Youth Participatory Politics Survey Project
  • Project Description

    The Youth Participatory Politics Survey Project (YPPSP) collected multiple waves of survey data from nationally representative samples of young people in the United States. The survey project was led by Principal Investigators Cathy Cohen  (University of Chicago) and Joseph Kahne (University of California, Riverside). The project surveys included questions that examined the quantity, quality and equality of youth new media practices, political and civic attitudes and behavior and engagement in what the project came to define as “participatory politics.” These data provided researchers with a unique opportunity to investigate how youth from a variety of backgrounds participate in and experience public life, online and off.


    The first wave of data collection took place in early 2011 and included 2,920 respondents ages 15-25. The second wave took place in 2013 and was completed by 2,343 respondents between the ages of 15 and 27. The third wave of the survey was administered in 2015 to a sample of 2,772 respondents between the ages of 15 and 29. All three waves of data collection have included oversamples of African American and Latino respondents in order to facilitate analyses both within and between racial and ethnic groups. In addition, a portion of the respondents in the second and third waves also participated in the previous waves of the survey, allowing the team to assess how these young people’s attitudes and behaviors have developed over time.


    Wave 1 survey data described the quantity, quality and equality of youth engagement in participatory politics. They indicated that participatory politics were an important dimension of youth political engagement and that engagement was equitably distributed across different racial and ethnic groups. Our findings indicated that in 2011 40% of youth had engaged in at least one act of participatory politics. In addition, young people of color in general were actively engaged with new media. The project's report of findings, “Participatory Politics: New Media and Youth Political Action” (available here), describes the findings from the Wave 1 survey in full.

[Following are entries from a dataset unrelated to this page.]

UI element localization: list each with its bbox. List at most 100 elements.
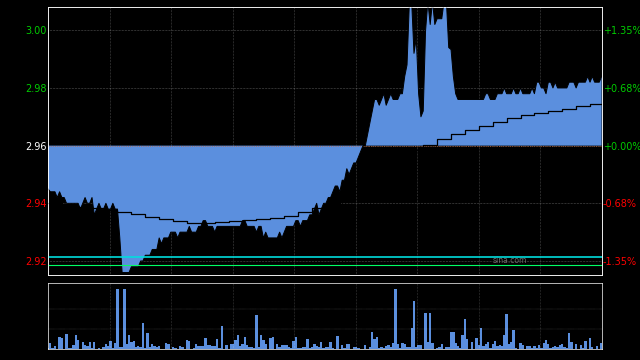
- Bar: [429, 313, 431, 349]
- Bar: [232, 344, 234, 349]
- Bar: [397, 344, 399, 349]
- Bar: [378, 348, 380, 349]
- Bar: [313, 344, 316, 349]
- Bar: [294, 337, 297, 349]
- Bar: [148, 347, 151, 349]
- Bar: [61, 338, 63, 349]
- Bar: [137, 346, 140, 349]
- Bar: [424, 313, 427, 349]
- Bar: [202, 346, 204, 349]
- Bar: [406, 347, 408, 349]
- Bar: [510, 342, 513, 349]
- Bar: [427, 342, 429, 349]
- Bar: [179, 346, 181, 349]
- Bar: [591, 347, 593, 349]
- Bar: [207, 345, 209, 349]
- Bar: [483, 346, 484, 349]
- Bar: [77, 340, 79, 349]
- Bar: [536, 348, 538, 349]
- Bar: [561, 343, 563, 349]
- Bar: [452, 332, 454, 349]
- Bar: [506, 314, 508, 349]
- Bar: [420, 345, 422, 349]
- Bar: [93, 342, 95, 349]
- Bar: [107, 346, 109, 349]
- Bar: [461, 335, 464, 349]
- Bar: [582, 347, 584, 349]
- Bar: [290, 348, 292, 349]
- Bar: [84, 345, 86, 349]
- Bar: [297, 348, 300, 349]
- Bar: [584, 341, 586, 349]
- Bar: [91, 348, 93, 349]
- Bar: [193, 348, 195, 349]
- Bar: [431, 343, 434, 349]
- Bar: [65, 334, 68, 349]
- Bar: [513, 330, 515, 349]
- Bar: [343, 347, 346, 349]
- Bar: [58, 337, 61, 349]
- Bar: [140, 347, 142, 349]
- Bar: [392, 343, 394, 349]
- Bar: [244, 337, 246, 349]
- Bar: [484, 345, 487, 349]
- Bar: [258, 347, 260, 349]
- Bar: [552, 347, 554, 349]
- Bar: [464, 319, 466, 349]
- Bar: [477, 345, 480, 349]
- Bar: [440, 345, 443, 349]
- Bar: [221, 326, 223, 349]
- Bar: [283, 345, 285, 349]
- Bar: [575, 344, 577, 349]
- Bar: [132, 341, 135, 349]
- Bar: [174, 348, 177, 349]
- Bar: [563, 347, 566, 349]
- Bar: [135, 347, 137, 349]
- Bar: [339, 348, 341, 349]
- Bar: [204, 338, 207, 349]
- Bar: [124, 289, 125, 349]
- Bar: [214, 346, 216, 349]
- Bar: [260, 335, 262, 349]
- Bar: [487, 342, 489, 349]
- Bar: [394, 289, 397, 349]
- Bar: [494, 341, 496, 349]
- Bar: [353, 347, 355, 349]
- Bar: [503, 335, 506, 349]
- Bar: [316, 346, 318, 349]
- Bar: [445, 347, 447, 349]
- Bar: [436, 348, 438, 349]
- Bar: [264, 343, 267, 349]
- Bar: [489, 348, 492, 349]
- Bar: [248, 347, 251, 349]
- Bar: [98, 348, 100, 349]
- Bar: [526, 346, 529, 349]
- Bar: [311, 347, 313, 349]
- Bar: [118, 347, 121, 349]
- Bar: [158, 346, 161, 349]
- Bar: [376, 337, 378, 349]
- Bar: [154, 346, 156, 349]
- Bar: [371, 332, 374, 349]
- Bar: [538, 345, 540, 349]
- Bar: [186, 340, 188, 349]
- Bar: [167, 344, 170, 349]
- Bar: [454, 343, 457, 349]
- Bar: [529, 346, 531, 349]
- Bar: [292, 341, 294, 349]
- Bar: [100, 348, 102, 349]
- Bar: [554, 346, 556, 349]
- Bar: [142, 323, 144, 349]
- Bar: [255, 315, 258, 349]
- Bar: [116, 289, 118, 349]
- Bar: [318, 347, 320, 349]
- Bar: [88, 342, 91, 349]
- Bar: [237, 336, 239, 349]
- Bar: [556, 347, 559, 349]
- Bar: [374, 339, 376, 349]
- Bar: [543, 343, 545, 349]
- Bar: [540, 348, 543, 349]
- Bar: [251, 347, 253, 349]
- Bar: [533, 346, 536, 349]
- Bar: [301, 347, 304, 349]
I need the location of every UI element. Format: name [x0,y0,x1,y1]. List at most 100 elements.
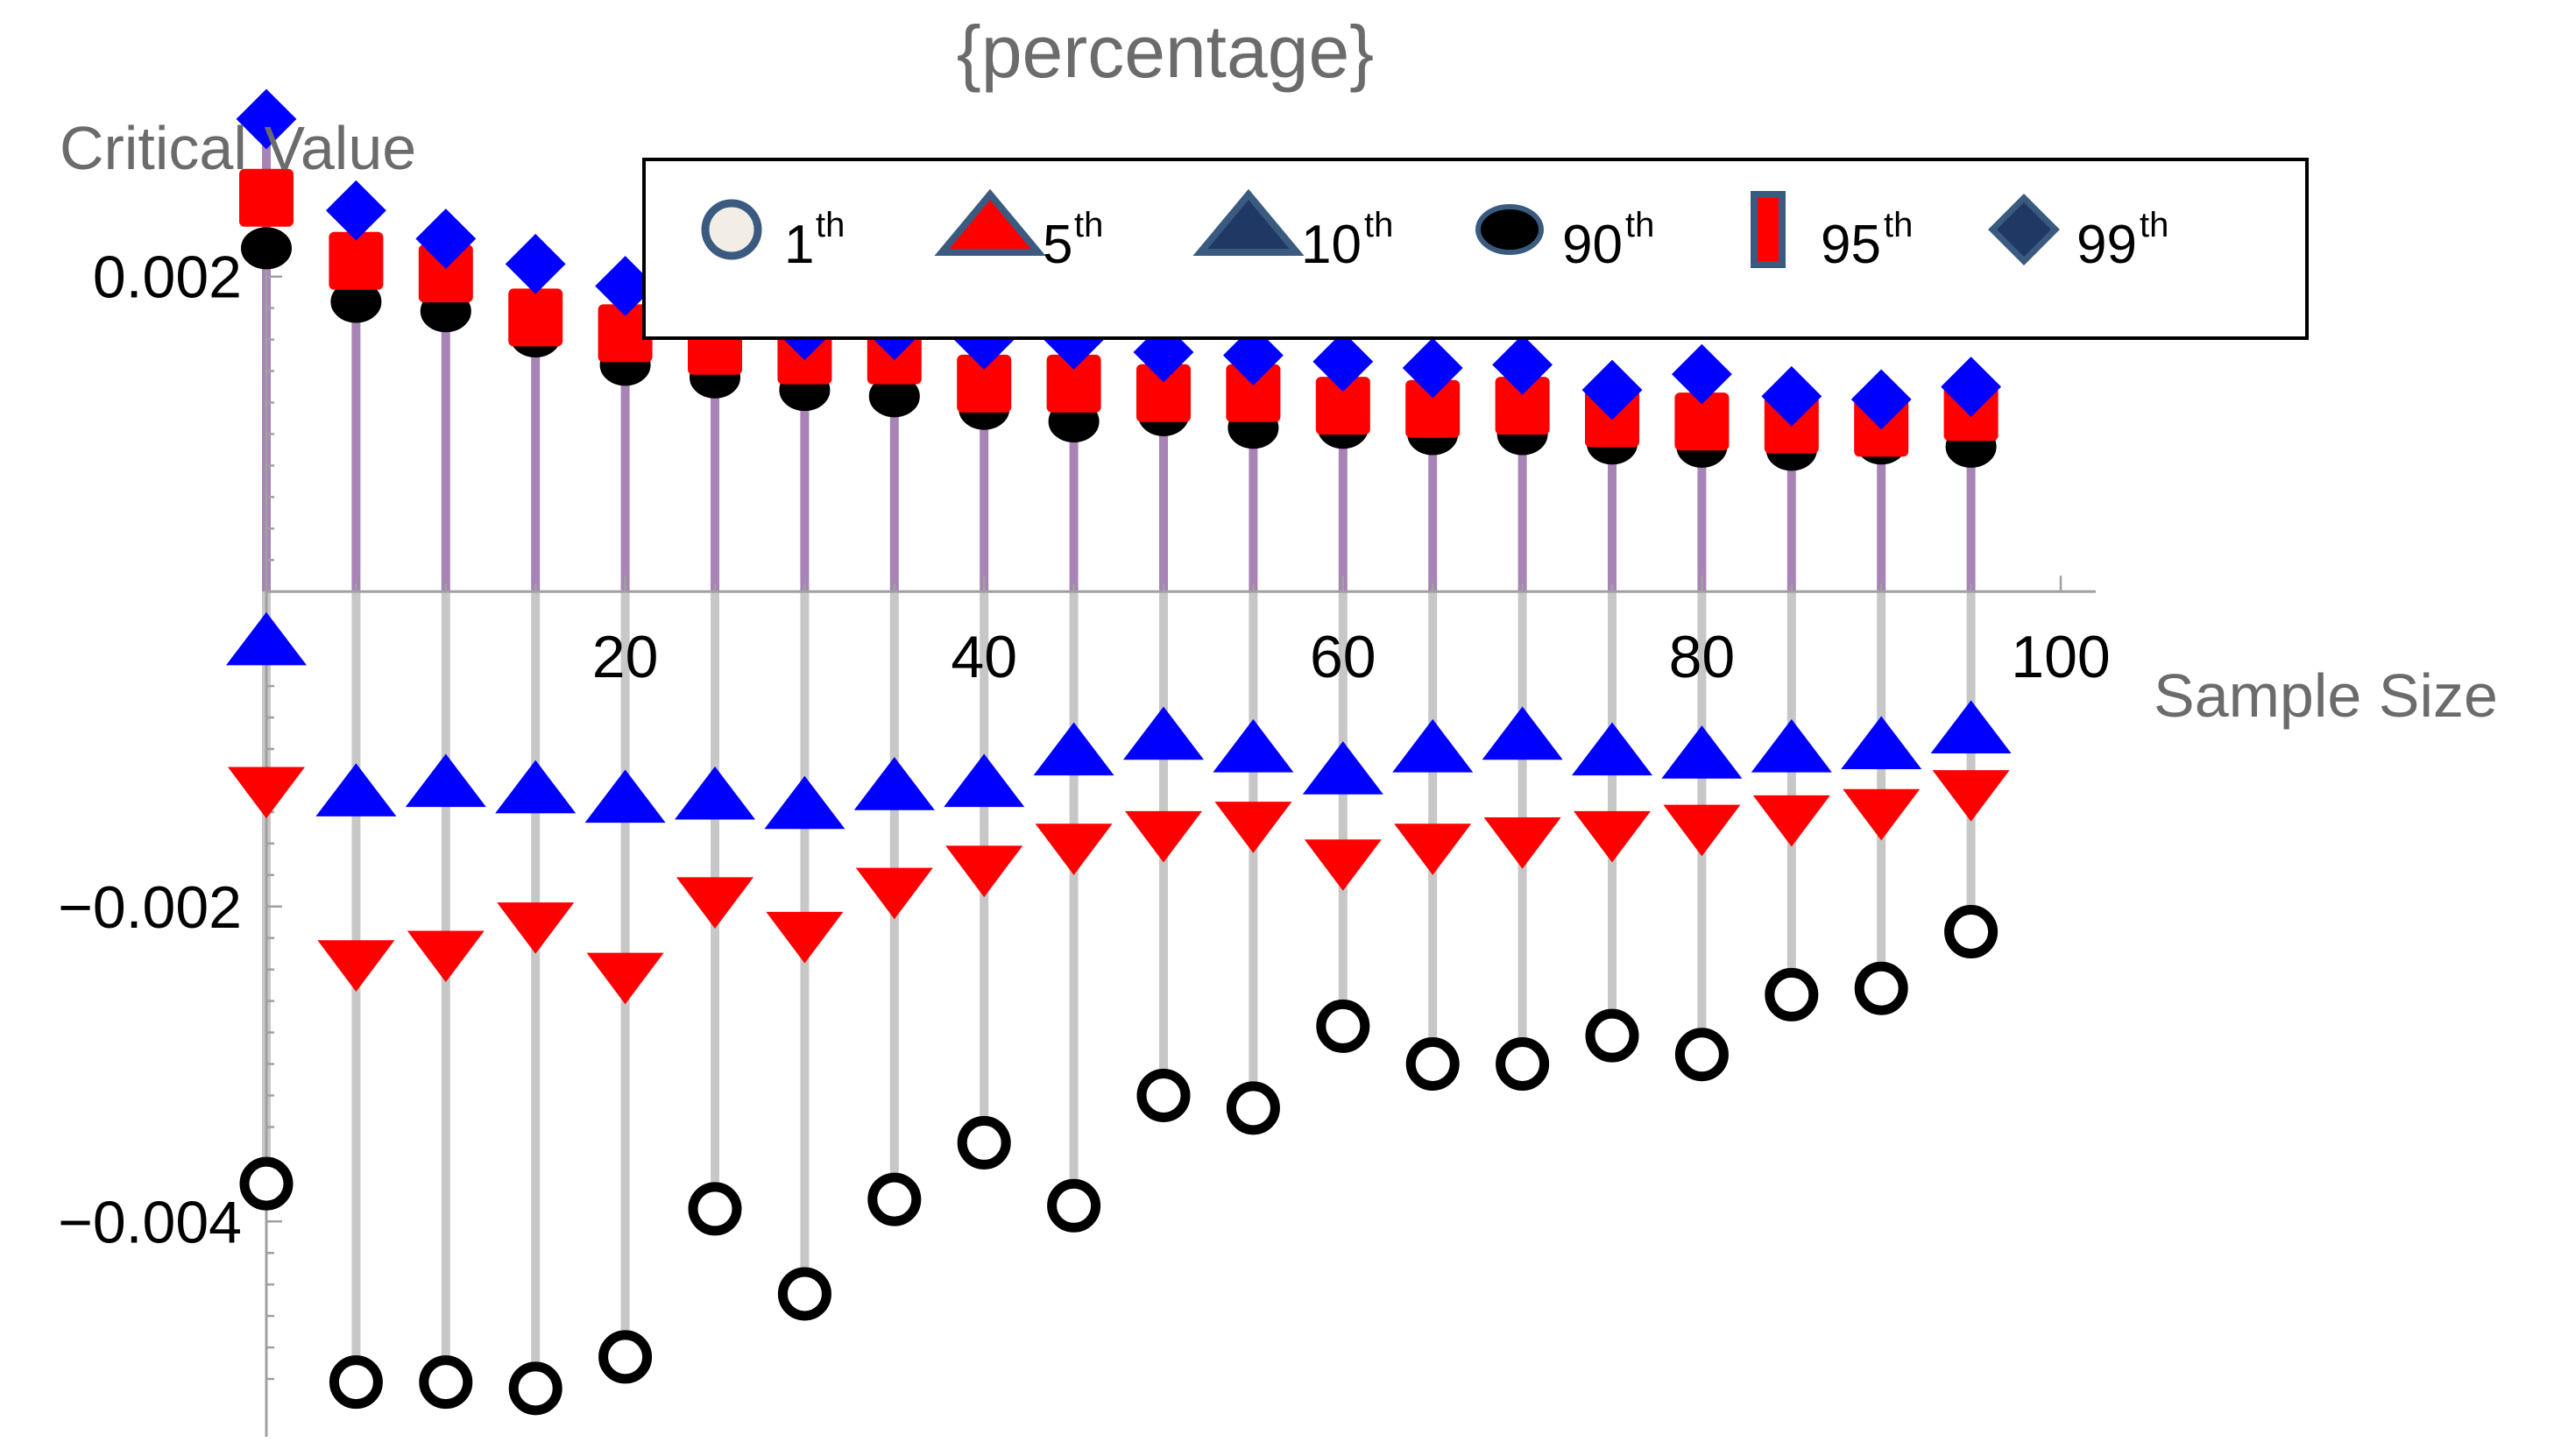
series-5-point [586,952,664,1005]
series-10-point [405,753,486,808]
series-10-point [1302,741,1383,795]
series-5-point [317,940,395,992]
axes-layer: 20 40 60 80 100 0.002 −0.002 −0.004 [58,244,2111,1437]
series-5-point [228,767,305,819]
legend-box [642,158,2309,340]
legend-suffix-1: th [816,206,845,244]
y-tick-label: 0.002 [93,244,242,311]
series-95-point [239,168,294,227]
series-10-point [944,753,1025,808]
legend-suffix-95: th [1884,206,1913,244]
legend-label-99: 99 [2076,215,2137,275]
legend-symbol-99 [1988,194,2060,265]
series-1-point [688,1182,742,1236]
series-5-point [1574,810,1651,863]
series-99-point [1581,359,1643,421]
series-1-point [1765,967,1819,1021]
series-5-point [1843,788,1921,841]
legend-symbol-5 [934,188,1046,256]
series-10-point [1841,716,1922,769]
series-5-point [1932,770,2010,822]
series-5-point [1483,817,1561,869]
series-10-point [1213,718,1294,773]
series-10-point [495,760,577,814]
series-10-point [1751,718,1832,773]
series-1-point [1585,1008,1639,1063]
series-99-point [505,233,566,294]
legend-suffix-99: th [2140,206,2168,244]
series-10-point [225,611,308,666]
series-5-point [1125,810,1202,863]
x-tick-label: 100 [2011,624,2110,690]
series-10-point [1122,706,1205,760]
series-1-point [1316,999,1370,1053]
series-1-point [777,1267,831,1321]
series-99-point [415,209,477,269]
series-99-point [1941,357,2002,417]
y-tick-label: −0.004 [58,1189,242,1255]
series-1-point [508,1361,562,1416]
legend-suffix-10: th [1364,206,1393,244]
series-99-point [1222,325,1284,385]
series-10-point [764,775,845,830]
x-tick-label: 60 [1310,624,1376,690]
legend-suffix-90: th [1625,206,1654,244]
legend-label-10: 10 [1301,215,1362,275]
series-10-point [315,763,397,816]
y-axis-title: Critical Value [60,114,416,182]
series-1-point [1854,961,1908,1015]
marks-layer [225,88,2012,1416]
x-tick-label: 80 [1669,624,1736,690]
series-10-point [1661,725,1743,779]
legend-label-95: 95 [1821,215,1881,275]
series-5-point [407,930,485,983]
series-1-point [1405,1037,1460,1092]
series-5-point [945,845,1023,898]
series-10-point [1033,722,1114,776]
x-axis-title: Sample Size [2154,661,2498,730]
series-99-point [1312,331,1374,392]
series-10-point [584,769,666,823]
series-99-point [1761,365,1822,427]
legend-label-90: 90 [1562,215,1623,275]
series-1-point [1944,905,1999,959]
series-5-point [855,867,933,920]
y-tick-label: −0.002 [58,874,242,941]
series-10-point [1930,700,2012,754]
series-99-point [325,180,386,241]
series-1-point [957,1115,1011,1170]
series-5-point [1752,795,1830,847]
series-99-point [1671,343,1732,405]
series-10-point [1392,718,1474,773]
series-5-point [1394,823,1472,875]
series-1-point [239,1156,294,1211]
series-5-point [766,911,844,964]
series-10-point [674,766,756,820]
series-10-point [1482,706,1563,760]
series-99-point [1850,369,1912,430]
series-95-point [508,288,563,347]
x-tick-label: 40 [951,624,1017,690]
series-1-point [329,1355,383,1410]
series-5-point [497,902,575,954]
series-5-point [1304,839,1382,891]
series-1-point [1226,1081,1280,1135]
legend-symbol-1 [701,199,762,260]
x-tick-label: 20 [592,624,659,690]
series-99-point [1402,337,1463,399]
legend-suffix-5: th [1074,206,1103,244]
series-95-point [329,231,384,290]
chart-title: {percentage} [957,11,1374,93]
series-5-point [676,877,754,929]
series-1-point [419,1355,473,1410]
series-5-point [1214,802,1292,853]
series-90-point [241,227,292,270]
series-99-point [236,88,297,150]
series-99-point [1492,334,1553,395]
series-1-point [1674,1028,1729,1082]
series-10-point [853,757,935,810]
legend-symbol-90 [1475,204,1544,255]
series-1-point [867,1172,922,1226]
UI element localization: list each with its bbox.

    The Wave 2 and Wave 3 surveys have updated these findings and provide additional detail about young people’s involvement in online communities and their educational experiences. YPPSP researchers also used the panel data from these waves to gain a deeper understanding of how young people from different racial, ethnic, and social economic groups engaged in participatory politics, the pathways into participatory politics, and different aspects associated with the quality of engagement in participatory politics. The datasets are available for download here.